Корма выдавались заезжим грекам в явно избыточном количестве, и тоже в строгом соответствии с саном и должностью. «Лично патриарху, на одну только его персону, в Москве выдавалось ежедневно: “прут белые рыбицы, прут семжины, да блюдо икры паюсные, да блюдо осетрины, да блюдо белужины, да два блюда пирогов пряженных, щука колодка, две ухи разных переменяясь, калач крупитчатой. Питья: кружка меду вишневаго или малиноваго, кружка меду боярскаго, кружка квасу медвянаго, полведра меду паточнаго, ведро меду княжего; да еще из большаго приходу на мелкое: на лук, на чеснок, на масло, на крупы, на соль по 5 алтын”. Каждому члену патриаршей свиты корм и питье давались особо. <…> Разных же припасов ежедневно им выдавалось так много, что их, вероятно, приходилось продавать. <…Кроме кормов, выдавалось и > немало посуточных денег: антиохийскому, например, патриарху Макарию давали один рубль на день, да на свиту 1,5 золотых в день» [7, с. 118]. Приведенное меню, конечно, русское монашеское, но не великопостное; в великий же пост греки в России были вынуждены поститься как русские, что было им очень нелегко – см. на с. 55–56 слова Павла Алеппского. Греков – монахов (монахами были многие греки, приезжавшие в Россию), независимо от их сана и должности, кормили в России (по русской традиции) в любое время года без мяса и птицы, хотя многие из них, непривычные к такому меню, вероятно, были бы не прочь получать все это. Не слугам и родственникам, а просто «купцам, следовавшим вместе с посольством, ни лошадей, ни корма не полагалось, они за все должны были платить сами» [37, с. 46].

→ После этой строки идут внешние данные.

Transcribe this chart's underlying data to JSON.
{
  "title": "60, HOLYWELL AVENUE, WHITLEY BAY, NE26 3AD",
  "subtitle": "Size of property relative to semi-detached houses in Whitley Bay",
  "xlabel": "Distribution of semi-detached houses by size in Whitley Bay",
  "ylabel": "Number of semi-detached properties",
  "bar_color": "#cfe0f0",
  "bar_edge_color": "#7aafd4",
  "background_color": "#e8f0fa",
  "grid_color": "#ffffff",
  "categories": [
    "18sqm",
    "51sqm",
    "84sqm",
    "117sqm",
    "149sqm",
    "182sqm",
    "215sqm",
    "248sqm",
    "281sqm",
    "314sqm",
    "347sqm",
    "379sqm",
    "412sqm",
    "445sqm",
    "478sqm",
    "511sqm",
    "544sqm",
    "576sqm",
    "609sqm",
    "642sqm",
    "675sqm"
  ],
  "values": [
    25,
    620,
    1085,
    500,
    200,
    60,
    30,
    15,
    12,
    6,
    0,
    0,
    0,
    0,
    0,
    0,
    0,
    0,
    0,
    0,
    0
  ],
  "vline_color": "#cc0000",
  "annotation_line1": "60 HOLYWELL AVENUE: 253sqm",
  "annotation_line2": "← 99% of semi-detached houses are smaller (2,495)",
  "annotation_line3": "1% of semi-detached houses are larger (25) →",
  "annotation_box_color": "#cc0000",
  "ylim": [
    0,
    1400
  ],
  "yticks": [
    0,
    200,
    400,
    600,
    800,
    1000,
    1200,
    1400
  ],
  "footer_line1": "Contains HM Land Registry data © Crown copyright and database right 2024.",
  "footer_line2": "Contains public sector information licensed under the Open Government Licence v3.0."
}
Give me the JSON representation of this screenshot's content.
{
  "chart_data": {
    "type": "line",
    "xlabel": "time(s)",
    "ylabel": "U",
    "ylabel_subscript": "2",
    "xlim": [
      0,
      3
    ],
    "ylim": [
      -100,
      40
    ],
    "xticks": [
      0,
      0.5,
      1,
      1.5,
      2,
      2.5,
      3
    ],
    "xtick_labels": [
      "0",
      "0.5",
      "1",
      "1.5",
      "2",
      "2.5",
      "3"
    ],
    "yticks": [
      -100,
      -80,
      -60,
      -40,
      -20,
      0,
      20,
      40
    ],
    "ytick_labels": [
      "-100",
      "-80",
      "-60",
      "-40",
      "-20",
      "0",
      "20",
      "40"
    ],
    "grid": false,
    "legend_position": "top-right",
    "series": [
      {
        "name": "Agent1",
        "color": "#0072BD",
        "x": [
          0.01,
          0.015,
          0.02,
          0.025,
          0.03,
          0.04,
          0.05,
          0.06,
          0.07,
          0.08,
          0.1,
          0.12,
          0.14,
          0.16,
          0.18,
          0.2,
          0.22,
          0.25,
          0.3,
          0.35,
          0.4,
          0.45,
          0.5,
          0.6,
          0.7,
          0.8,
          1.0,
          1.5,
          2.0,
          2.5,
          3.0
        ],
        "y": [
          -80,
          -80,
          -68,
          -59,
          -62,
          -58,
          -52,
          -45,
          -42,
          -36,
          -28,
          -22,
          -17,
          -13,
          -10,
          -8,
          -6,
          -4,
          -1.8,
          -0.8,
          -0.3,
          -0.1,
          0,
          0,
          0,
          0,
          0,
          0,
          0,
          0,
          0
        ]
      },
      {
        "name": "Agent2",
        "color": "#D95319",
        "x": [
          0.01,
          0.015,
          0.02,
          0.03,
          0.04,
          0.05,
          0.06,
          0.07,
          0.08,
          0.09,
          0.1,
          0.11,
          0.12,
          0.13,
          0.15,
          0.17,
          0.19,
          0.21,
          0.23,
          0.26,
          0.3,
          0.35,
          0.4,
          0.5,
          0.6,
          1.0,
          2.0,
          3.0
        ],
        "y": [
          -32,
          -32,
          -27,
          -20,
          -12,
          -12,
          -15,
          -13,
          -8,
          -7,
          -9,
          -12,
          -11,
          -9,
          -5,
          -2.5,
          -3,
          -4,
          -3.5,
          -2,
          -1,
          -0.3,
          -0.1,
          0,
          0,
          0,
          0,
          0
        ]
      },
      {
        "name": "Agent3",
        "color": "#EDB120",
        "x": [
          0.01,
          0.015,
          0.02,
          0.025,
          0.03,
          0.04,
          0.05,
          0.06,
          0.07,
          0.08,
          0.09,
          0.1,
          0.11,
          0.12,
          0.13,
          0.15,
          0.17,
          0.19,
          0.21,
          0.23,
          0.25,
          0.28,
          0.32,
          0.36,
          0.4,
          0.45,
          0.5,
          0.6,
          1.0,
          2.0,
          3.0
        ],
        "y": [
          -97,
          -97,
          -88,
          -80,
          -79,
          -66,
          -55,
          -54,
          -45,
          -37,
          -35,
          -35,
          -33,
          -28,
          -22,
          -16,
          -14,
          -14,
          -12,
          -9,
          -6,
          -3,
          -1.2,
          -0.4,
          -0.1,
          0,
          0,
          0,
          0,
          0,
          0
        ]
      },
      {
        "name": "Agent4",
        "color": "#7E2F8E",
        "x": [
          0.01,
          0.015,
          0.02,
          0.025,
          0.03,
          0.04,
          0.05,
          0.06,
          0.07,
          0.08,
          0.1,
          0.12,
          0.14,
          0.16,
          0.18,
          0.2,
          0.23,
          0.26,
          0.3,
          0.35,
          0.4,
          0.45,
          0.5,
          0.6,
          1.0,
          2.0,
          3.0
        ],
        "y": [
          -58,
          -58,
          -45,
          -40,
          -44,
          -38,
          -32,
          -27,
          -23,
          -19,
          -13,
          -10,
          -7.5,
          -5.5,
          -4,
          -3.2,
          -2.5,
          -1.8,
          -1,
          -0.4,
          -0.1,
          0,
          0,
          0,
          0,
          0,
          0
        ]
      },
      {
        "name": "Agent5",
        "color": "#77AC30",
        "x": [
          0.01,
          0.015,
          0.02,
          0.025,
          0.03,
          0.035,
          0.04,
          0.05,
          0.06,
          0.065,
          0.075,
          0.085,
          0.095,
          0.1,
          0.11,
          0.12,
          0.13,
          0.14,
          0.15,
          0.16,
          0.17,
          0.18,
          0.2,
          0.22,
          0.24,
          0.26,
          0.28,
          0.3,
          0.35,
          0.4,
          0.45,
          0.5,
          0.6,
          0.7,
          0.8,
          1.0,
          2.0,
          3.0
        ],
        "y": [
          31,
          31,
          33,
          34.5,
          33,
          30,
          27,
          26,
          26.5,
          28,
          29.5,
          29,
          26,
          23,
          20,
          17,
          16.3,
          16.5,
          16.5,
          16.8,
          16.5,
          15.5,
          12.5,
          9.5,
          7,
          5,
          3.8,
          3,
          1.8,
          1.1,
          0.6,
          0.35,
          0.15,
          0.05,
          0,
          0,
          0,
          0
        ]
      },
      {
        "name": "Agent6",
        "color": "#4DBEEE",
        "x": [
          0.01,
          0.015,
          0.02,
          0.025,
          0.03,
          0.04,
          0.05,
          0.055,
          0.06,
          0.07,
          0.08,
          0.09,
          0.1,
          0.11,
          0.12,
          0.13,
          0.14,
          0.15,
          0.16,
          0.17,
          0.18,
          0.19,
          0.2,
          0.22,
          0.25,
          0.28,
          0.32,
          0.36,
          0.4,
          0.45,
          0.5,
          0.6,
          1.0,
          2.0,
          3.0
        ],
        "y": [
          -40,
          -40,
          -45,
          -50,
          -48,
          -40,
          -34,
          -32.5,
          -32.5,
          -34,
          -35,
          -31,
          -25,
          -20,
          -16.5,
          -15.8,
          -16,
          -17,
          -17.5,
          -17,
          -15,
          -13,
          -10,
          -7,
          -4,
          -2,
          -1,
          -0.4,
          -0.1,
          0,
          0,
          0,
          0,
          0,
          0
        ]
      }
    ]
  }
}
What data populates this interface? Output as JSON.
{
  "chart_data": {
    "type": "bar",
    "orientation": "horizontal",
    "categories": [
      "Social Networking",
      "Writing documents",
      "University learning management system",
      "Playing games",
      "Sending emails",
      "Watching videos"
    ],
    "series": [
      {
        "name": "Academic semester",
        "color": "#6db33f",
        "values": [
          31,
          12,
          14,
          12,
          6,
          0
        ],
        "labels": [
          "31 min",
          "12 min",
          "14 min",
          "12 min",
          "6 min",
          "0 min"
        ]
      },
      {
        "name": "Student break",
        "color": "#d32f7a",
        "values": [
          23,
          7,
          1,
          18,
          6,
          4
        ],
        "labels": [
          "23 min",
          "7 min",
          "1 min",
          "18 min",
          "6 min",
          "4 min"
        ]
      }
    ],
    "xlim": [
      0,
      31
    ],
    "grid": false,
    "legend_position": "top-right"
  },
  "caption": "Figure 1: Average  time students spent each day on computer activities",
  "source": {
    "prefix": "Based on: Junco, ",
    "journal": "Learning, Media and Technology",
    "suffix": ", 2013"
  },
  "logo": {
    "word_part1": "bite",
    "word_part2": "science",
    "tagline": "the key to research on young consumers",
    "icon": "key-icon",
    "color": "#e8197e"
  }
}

Притом русские государи не только деньгами и кормами (греки жили и передвигались по России на полном царском иждивении, с их появления «на пропускном пункте» в Путивле, до их прощания с Россией там же) привлекали в Россию «ограбленных и обездоленных» иерархов и их многочисленных «родственников и слуг», но и удостаивали их приема, порядок которого был во всем сходен с порядком приема послов иностранных государств. (О приеме послов см. [188, с. 30–63]). Сложная и длительная процедура приема иерархов-милостынесбирателей сама по себе обходилась московскому государству очень дорого; в нее входили:

1) Донесение царю путивльского воеводы о прибывшем в Путивль (приезжать в Россию иными путями запрещалось, и пытавшиеся сделать это возвращались с границы ни с чем) и задержанном там милостынесбирателе, о том, какие святыни (св. мощи, иконы, иорданскую воду, и т. п.), и какие документы и рекомендации везет он с собой, кто (поименно) его сопровождает, через какие государства и города они проезжали, и зачем едут в Москву.

2) Проживание греков в Путивле (на государевом обеспечении, размер которого, как и во время всего их пребывания на русской земле, зависел от их должности, сана и прежних, обещанных или ожидаемых заслуг) в чаянии ответной царской грамоты, разрешающей их переезд в Москву. Бывало, что воевода, получив царское разрешение, не сообщал об этом грекам и оттягивал их отъезд в вожделенную Москву, добиваясь от них взятки.

3) Путешествие их, по получении царского разрешения, до Москвы на казенных подводах (их количество они согласовывали с Путивльским воеводой) в сопровождении специального царского пристава, который и охранял их, и наблюдал за их поведением, особенно за их попытками покурить или понюхать табак или опиум.

4) Подробный официальный опрос в посольском приказе в Москве о них самих, их путешествии и планах на будущее, текст которого затем хранился в архиве приказа.

5) Жизнь в Москве в одном из монастырей или подворий (без права и возможности выходить за его стены, принимать посетителей, или переписываться с кем-либо, иначе как через пристава, с особого царского разрешения) в ожидании представления царю. «Даже если кто-нибудь из представителей посольства заболевал, то и в этом случае с большим трудом можно было добиться разрешения на вызов иностранного лекаря» [37, с. 56] – это сказано о членах посольства, но верно и о милостынесбирателях. Длительность этого затворничества определяло правительство.